What is the lethal dose of psilocybin?
In rodent studies, the estimated LD50 (lethal dose for 50% of subjects) for psilocybin is extremely high — approximately 280 mg/kg when administered intravenously. Scaling to human weight, a lethal dose would require consuming kilograms of dried mushrooms. No verified human fatality has been attributed solely to psilocybin toxicity. The rare deaths associated with magic mushroom use have involved accidents during intoxication, pre-existing cardiac conditions, or polydrug use. This physiological safety profile places psilocybin among the substances rated lowest in toxicity in comparative risk analyses such as the 2010 Nutt et al. paper in The Lancet.
How long is psilocybin detectable in urine?
Psilocin — the active metabolite of psilocybin — has an elimination half-life of roughly 3 hours and is substantially cleared from urine within 15 to 24 hours for most people. Standard urine drug tests (immunoassay panels) do not screen for psilocybin or psilocin. Specialised confirmatory tests using LC-MS or GC-MS can detect psilocin glucuronide in urine for up to 24–48 hours post-ingestion. Hair follicle tests could theoretically detect it for longer periods, though such testing for psilocybin is not employed in any known routine occupational or legal screening context.

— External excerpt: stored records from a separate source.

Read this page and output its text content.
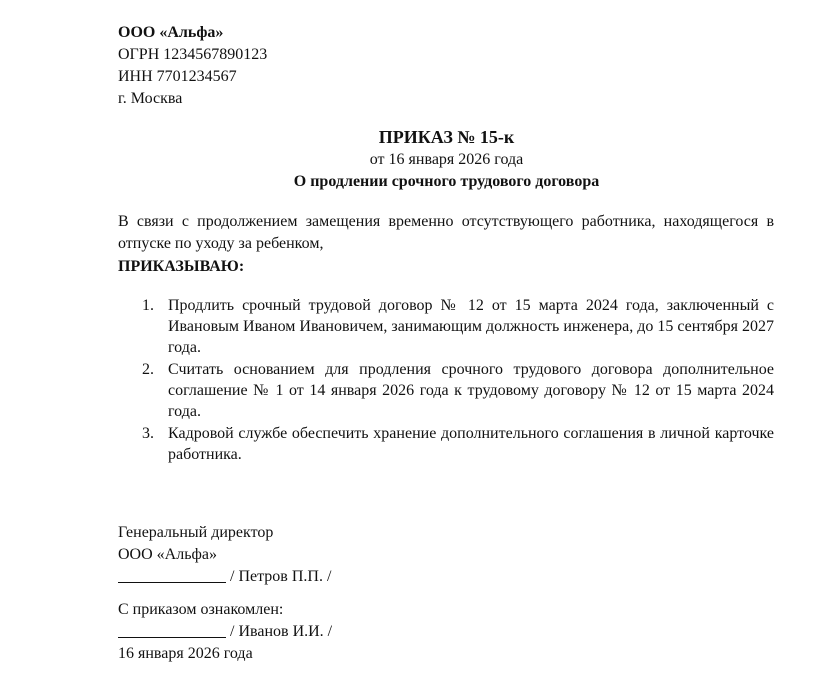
ООО «Альфа»
ОГРН 1234567890123
ИНН 7701234567
г. Москва
ПРИКАЗ № 15-к
от 16 января 2026 года
О продлении срочного трудового договора
В связи с продолжением замещения временно отсутствующего работника, находящегося в отпуске по уходу за ребенком,
ПРИКАЗЫВАЮ:
1. Продлить срочный трудовой договор № 12 от 15 марта 2024 года, заключенный с Ивановым Иваном Ивановичем, занимающим должность инженера, до 15 сентября 2027 года.
2. Считать основанием для продления срочного трудового договора дополнительное соглашение № 1 от 14 января 2026 года к трудовому договору № 12 от 15 марта 2024 года.
3. Кадровой службе обеспечить хранение дополнительного соглашения в личной карточке работника.
Генеральный директор
ООО «Альфа»
/ Петров П.П. /
С приказом ознакомлен:
/ Иванов И.И. /
16 января 2026 года
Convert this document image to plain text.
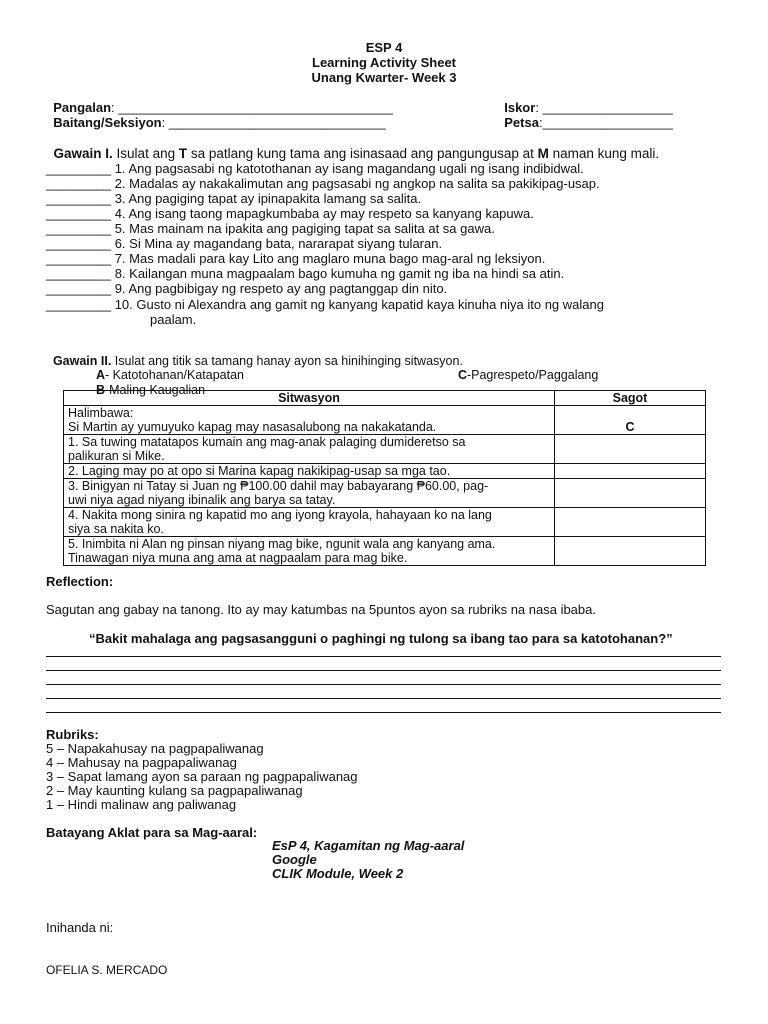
ESP 4
Learning Activity Sheet
Unang Kwarter- Week 3

Pangalan: ______________________________________	Iskor: __________________

Baitang/Seksiyon: ______________________________	Petsa:__________________

Gawain I. Isulat ang T sa patlang kung tama ang isinasaad ang pangungusap at M naman kung mali.

_________ 1. Ang pagsasabi ng katotothanan ay isang magandang ugali ng isang indibidwal.
_________ 2. Madalas ay nakakalimutan ang pagsasabi ng angkop na salita sa pakikipag-usap.
_________ 3. Ang pagiging tapat ay ipinapakita lamang sa salita.
_________ 4. Ang isang taong mapagkumbaba ay may respeto sa kanyang kapuwa.
_________ 5. Mas mainam na ipakita ang pagiging tapat sa salita at sa gawa.
_________ 6. Si Mina ay magandang bata, nararapat siyang tularan.
_________ 7. Mas madali para kay Lito ang maglaro muna bago mag-aral ng leksiyon.
_________ 8. Kailangan muna magpaalam bago kumuha ng gamit ng iba na hindi sa atin.
_________ 9. Ang pagbibigay ng respeto ay ang pagtanggap din nito.
_________ 10. Gusto ni Alexandra ang gamit ng kanyang kapatid kaya kinuha niya ito ng walang
paalam.

Gawain II. Isulat ang titik sa tamang hanay ayon sa hinihinging sitwasyon.

A- Katotohanan/Katapatan	C-Pagrespeto/Paggalang

B-Maling Kaugalian

Sitwasyon	Sagot

Halimbawa:
Si Martin ay yumuyuko kapag may nasasalubong na nakakatanda.	C
1. Sa tuwing matatapos kumain ang mag-anak palaging dumideretso sa
palikuran si Mike.	
2. Laging may po at opo si Marina kapag nakikipag-usap sa mga tao.	
3. Binigyan ni Tatay si Juan ng ₱100.00 dahil may babayarang ₱60.00, pag-
uwi niya agad niyang ibinalik ang barya sa tatay.	
4. Nakita mong sinira ng kapatid mo ang iyong krayola, hahayaan ko na lang
siya sa nakita ko.	
5. Inimbita ni Alan ng pinsan niyang mag bike, ngunit wala ang kanyang ama.
Tinawagan niya muna ang ama at nagpaalam para mag bike.	
Reflection:
Sagutan ang gabay na tanong. Ito ay may katumbas na 5puntos ayon sa rubriks na nasa ibaba.
“Bakit mahalaga ang pagsasangguni o paghingi ng tulong sa ibang tao para sa katotohanan?”
Rubriks:
5 – Napakahusay na pagpapaliwanag
4 – Mahusay na pagpapaliwanag
3 – Sapat lamang ayon sa paraan ng pagpapaliwanag
2 – May kaunting kulang sa pagpapaliwanag
1 – Hindi malinaw ang paliwanag
Batayang Aklat para sa Mag-aaral:
EsP 4, Kagamitan ng Mag-aaral
Google
CLIK Module, Week 2
Inihanda ni:
OFELIA S. MERCADO
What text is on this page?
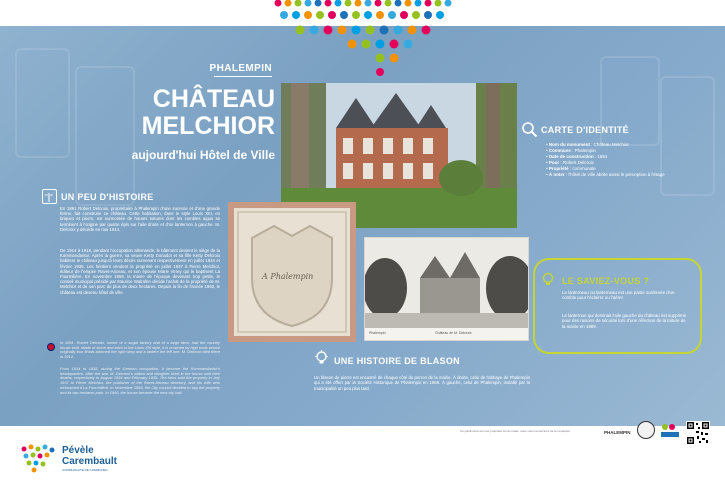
PHALEMPIN
CHÂTEAU
MELCHIOR
aujourd'hui Hôtel de Ville
UN PEU D'HISTOIRE
En 1891 Robert Delcroix, propriétaire à Phalempin d'une sucrerie et d'une grande ferme, fait construire ce château. Cette habitation, dans le style Louis XIII, en briques et pierre, est surmontée de hautes toitures dont les combles aigus se terminent à l'origine par quatre épis sur l'aile droite et d'un lanternon à gauche. M. Delcroix y décède en mai 1914.
De 1914 à 1918, pendant l'occupation allemande, le bâtiment devient le siège de la Kommandantur. Après la guerre, sa veuve Ketty Donadoï et sa fille Ketty Delcroix habitent le château jusqu'à leurs décès survenant respectivement en juillet 1934 et février 1935. Les héritiers vendent la propriété en juillet 1937 à Pierre Melchior, éditeur de l'empire Ravet-Anceau, et son épouse Marie Verey qui le baptisent La Fourmilière. En novembre 1959, la mairie de l'époque devenant trop petite, le conseil municipal présidé par Maurice Walrafen décide l'achat de la propriété de M. Melchior et de son parc de plus de deux hectares. Depuis la fin de l'année 1960, le château est devenu hôtel de ville.
In 1891, Robert Delcroix, owner of a sugar factory and of a large farm, had the country house built. Made of stone and brick in the Louis XIII style, it is crowned by high roofs whose originally four finials adorned the right wing and a lantern the left one. M. Delcroix died there in 1914.
From 1914 to 1918, during the German occupation, it became the Kommandantur's headquarters. After the war, M. Delcroix's widow and daughter lived in the house until their deaths, respectively in August 1934 and February 1935. The heirs sold the property in July 1937 to Pierre Melchior, the publisher of the Ravet-Anceau directory, and his wife who nicknamed it La Fourmilière. In November 1959, the City council decided to buy the property and its two hectares park. In 1960, the house became the new city hall.
A Phalempin
Phalempin	Château de M. Delcroix
CARTE D'IDENTITÉ
• Nom du monument : Château Melchior
• Commune : Phalempin
• Date de construction : 1891
• Pour : Robert Delcroix
• Propriété : communale
• À noter : l'hôtel de ville abrite aussi le perception à l'étage
LE SAVIEZ-VOUS ?
Le lanterneau ou lanterneau est une partie surélevée d'un comble pour l'éclairer ou l'aérer.
Le lanternon qui dominait l'aile gauche du château est supprimé pour des raisons de sécurité lors d'une réfection de la toiture de la mairie en 1989.
UNE HISTOIRE DE BLASON
Un blason de pierre est encastré de chaque côté du perron de la mairie. À droite, celui de l'abbaye de Phalempin qui a été offert par la Société Historique de Phalempin en 1968. À gauche, celui de Phalempin, installé par la municipalité un peu plus tard.
Pévèle
Carembault
COMMUNAUTÉ DE COMMUNES
Ce patrimoine est une propriété communale, nous vous remercions de le respecter.	PHALEMPIN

What is the "entropic brain" theory?
The "entropic brain" theory, developed by Robin Carhart-Harris and published in Frontiers in Human Neuroscience in 2014, proposes that psychedelics temporarily increase the entropy — the disorder or unpredictability — of brain activity. Healthy waking consciousness occupies a middle range of neural entropy, between the overly rigid, low-entropy states associated with depression and OCD, and the excessively high-entropy states of psychosis and certain drug states. Classic psychedelics, by disrupting top-down hierarchical processing (particularly via DMN suppression and 5-HT2A activation), temporarily push the brain into a higher-entropy, more flexible state. The theory suggests this window of increased plasticity and openness may be what allows therapeutic re-patterning of entrenched cognitive habits.